Sunday, September 11, 2011

Krugman, Shame, and Politicizing Tragedies

People have sent Paul Krugman's comments on 9/11 and I admit to having a mixed reaction. As many of you know, I have not supported the U.S. wars abroad and even had a conversation with Krugman in 2004 about my opposition to them, especially the Iraq war.

However, Krugman seems to use the post-9/11 tragedy to play his usual games of political partisanship, and that is what bothers me most. George W. Bush hardly is the first politician to hype and politicize a tragedy. Yes, it is disgusting, but Bill Clinton hyped Oklahoma City and trotted out legislation that was every bit as terrible as what we saw in the Patriot Act. (In fact, much of what was in the Patriot Act was what Clinton tried to get passed but could not in the face of Republican opposition.)

Furthermore, now that the Obama administration continues the odious CIA rendition programs, sends assassination squads abroad, and keeps the prison at Guantanamo open, we hear nothing from Krugman. Nothing.

This is not a guy who support civil liberties; this is a guy who supports Democrats. Krugman will use the civil liberties weapon when it fits against Republicans, but is silent when Democrats engage in the same horrible conduct.

Yes, the Bush administration's reaction to 9/11 was shameful, just as Bill Clinton's was after Oklahoma City. Both administrations engaged in the slaughter of innocent people -- and received praise from the usual quarters.

Furthermore, when Bush was president, war was terrible. With Obama in the White House, it now is a "stimulus." Enough said.

13 comments:

Tel said...

Amen.

Mike M said...

Krugman has always been a hack, a court intellectual for the statist elite and economically illiterate. But to use the anniversary of this tragedy in the way he did has now reduced him to the status of a pathetic, despicable human being.

Mike Cheel said...

"A lot of other people behaved badly. How many of our professional pundits — people who should have understood very well what was happening — took the easy way out, turning a blind eye to the corruption and lending their support to the hijacking of the atrocity?"

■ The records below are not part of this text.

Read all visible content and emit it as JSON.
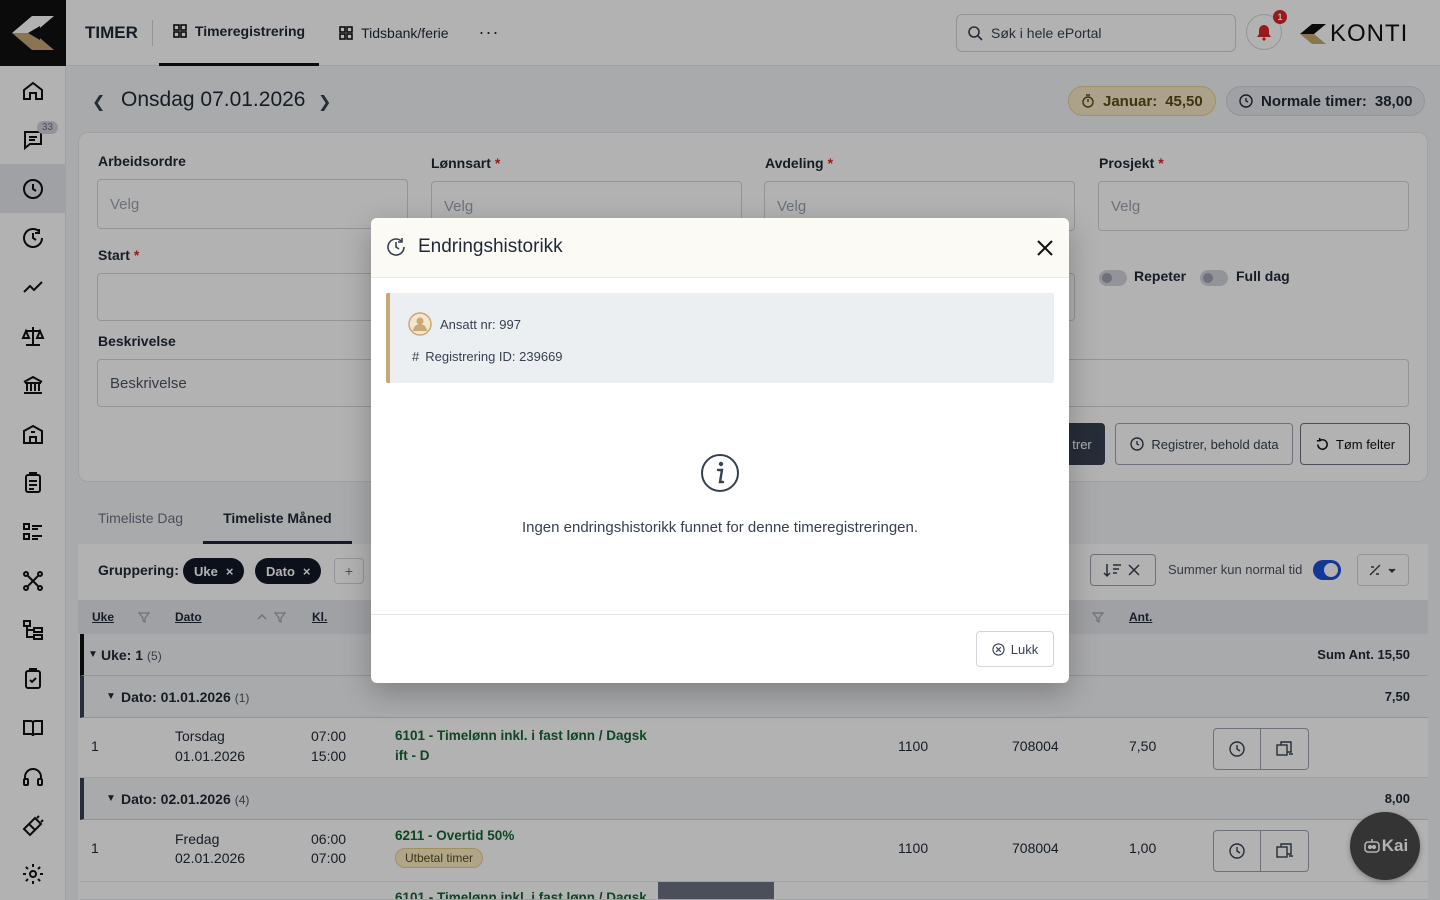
{
  "topbar": {
    "app_title": "TIMER",
    "tabs": [
      {
        "label": "Timeregistrering",
        "active": true
      },
      {
        "label": "Tidsbank/ferie",
        "active": false
      }
    ],
    "more": "···",
    "search_placeholder": "Søk i hele ePortal",
    "notification_count": "1",
    "brand": "KONTI"
  },
  "sidebar": {
    "items": [
      {
        "icon": "home-icon"
      },
      {
        "icon": "chat-icon",
        "badge": "33"
      },
      {
        "icon": "clock-icon",
        "active": true
      },
      {
        "icon": "clock-history-icon"
      },
      {
        "icon": "trend-icon"
      },
      {
        "icon": "scale-icon"
      },
      {
        "icon": "bank-icon"
      },
      {
        "icon": "building-icon"
      },
      {
        "icon": "clipboard-icon"
      },
      {
        "icon": "list-icon"
      },
      {
        "icon": "network-icon"
      },
      {
        "icon": "tree-icon"
      },
      {
        "icon": "clipboard-check-icon"
      },
      {
        "icon": "book-icon"
      },
      {
        "icon": "headset-icon"
      },
      {
        "icon": "plug-icon"
      },
      {
        "icon": "settings-icon"
      }
    ]
  },
  "date_bar": {
    "title": "Onsdag 07.01.2026",
    "month_label": "Januar:",
    "month_value": "45,50",
    "normal_label": "Normale timer:",
    "normal_value": "38,00"
  },
  "form": {
    "arbeidsordre": {
      "label": "Arbeidsordre",
      "placeholder": "Velg"
    },
    "lonnsart": {
      "label": "Lønnsart",
      "placeholder": "Velg"
    },
    "avdeling": {
      "label": "Avdeling",
      "placeholder": "Velg"
    },
    "prosjekt": {
      "label": "Prosjekt",
      "placeholder": "Velg"
    },
    "start": {
      "label": "Start"
    },
    "beskrivelse": {
      "label": "Beskrivelse",
      "placeholder": "Beskrivelse"
    },
    "repeter": "Repeter",
    "full_dag": "Full dag",
    "register_partial": "trer",
    "register_keep": "Registrer, behold data",
    "clear": "Tøm felter"
  },
  "lower_tabs": [
    {
      "label": "Timeliste Dag",
      "active": false
    },
    {
      "label": "Timeliste Måned",
      "active": true
    }
  ],
  "grouping": {
    "label": "Gruppering:",
    "chips": [
      "Uke",
      "Dato"
    ],
    "add": "+",
    "sum_normal": "Summer kun normal tid"
  },
  "columns": {
    "uke": "Uke",
    "dato": "Dato",
    "kl": "Kl.",
    "ant": "Ant."
  },
  "week_group": {
    "label": "Uke:",
    "value": "1",
    "count": "(5)",
    "sum": "Sum Ant. 15,50"
  },
  "date_groups": [
    {
      "label": "Dato:",
      "value": "01.01.2026",
      "count": "(1)",
      "sum": "7,50"
    },
    {
      "label": "Dato:",
      "value": "02.01.2026",
      "count": "(4)",
      "sum": "8,00"
    }
  ],
  "rows": [
    {
      "uke": "1",
      "day": "Torsdag",
      "date": "01.01.2026",
      "from": "07:00",
      "to": "15:00",
      "lonn_line1": "6101 - Timelønn inkl. i fast lønn / Dagsk",
      "lonn_line2": "ift - D",
      "tag": "",
      "avd": "1100",
      "prosjekt": "708004",
      "ant": "7,50"
    },
    {
      "uke": "1",
      "day": "Fredag",
      "date": "02.01.2026",
      "from": "06:00",
      "to": "07:00",
      "lonn_line1": "6211 - Overtid 50%",
      "lonn_line2": "",
      "tag": "Utbetal timer",
      "avd": "1100",
      "prosjekt": "708004",
      "ant": "1,00"
    }
  ],
  "partial_row": {
    "lonn_line1": "6101 - Timelønn inkl. i fast lønn / Dagsk"
  },
  "kai": {
    "label": "Kai"
  },
  "modal": {
    "title": "Endringshistorikk",
    "employee": "Ansatt nr: 997",
    "registration_prefix": "#",
    "registration": "Registrering ID: 239669",
    "empty_text": "Ingen endringshistorikk funnet for denne timeregistreringen.",
    "close_label": "Lukk"
  },
  "colors": {
    "accent_gold": "#c8a875",
    "switch_blue": "#1d4ed8",
    "badge_red": "#dc2626",
    "lonn_green": "#166534"
  }
}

The same thing could be said about Keynesian economics and their champions.

Dan said...

Anderson, don't play false equivalence between Clinton's and Bush's policies.

Clinton's actions in no way measure up to the international and domestic catastrophe that Bush brought upon us after 9/11. That man is responsible for the killing and maiming of countless civilians and soldiers over the past 10 years.

As far as I know, there have been very few Democrats (least of all Krugman) who have acted as cheerleaders for maintaining our foreign wars.

Daniel Hewitt said...

Dan, is Obama responsible for the killing and maiming over the past 2.5 years?

Dan said...

Yes to the extent that he escalated in Afghanistan. He's taken heat from his own party for this, however. Which is a far cry from the days when objectors to the Bush wars were shouted down as unpatriotic.

I'm not saying that Democrats don't have blood on their hands, but Anderson's attempt paint both parties and their pundits in the same stroke is misguided.

Mike Cheel said...

How are Democrats significantly different from Republicans again?

Anonymous said...

"As far as I know, there have been very few Democrats (least of all Krugman) who have acted as cheerleaders for maintaining our foreign wars."

Care to point out how many "anti-war" opinion pieces Krugman has penned in the past 2.5 years? Then compare that to the previous 7.5 years? Oh, but I'm sure there's some good excuse he didn't need to yell about Iraq anymore because those were no longer "combat" troops, just 50,000 "peace-keepers" to justify Obama's Nobel "Peace" Prize.

Pay no attention to the man behind the curtain...

Bob Roddis said...

There's one party, two sub-parts. They fight it out between the 47 yard lines and let no one else in the game.

Bob Roddis said...

High Lordship Lord Keynes is on a roll. We're all Nixonians now:

The Post Keynesian remedy for inflation has always been some form of incomes policy combined with commodity price stabilisation.

http://socialdemocracy21stcentury.blogspot.com/2011/09/mark-hayes-on-post-keynesian-economic.html

That fussy-wussy fuss-budget totalitarian mind comes blazing through:

Industry could function quite well without the equity market, given alternative institutions focused on enterprise rather than speculation.

Just let them blab.

http://www.flickr.com/photos/bob_roddis/3520131008/in/set-72157600951970959

Joe said...

I struggle to find anything Bill Clinton did in repsonse to the Oklahoma City bombings did that begins to compare to Bush's response to 9/11.

Forget about the Patriot Act, the invasion of Iraq under the pretense of fighting terrorism was Bush's biggest example of taking advantage of a tragedy to do what he would never have otherwise gotten away with.

American Patriot said...

Just one observation I keep repeating:

Which other economist do you guys know who is so ploitical? A truly professional, non-ideological economist would stay above the fray, but not Krugman.

He is nothing but a political HACK of the worst kind.

Tel said...

Dan, you won't find too many supporters of the Bush regime on this blog. But you plumb forgot all about Libya -- hard to blame Bush for that one.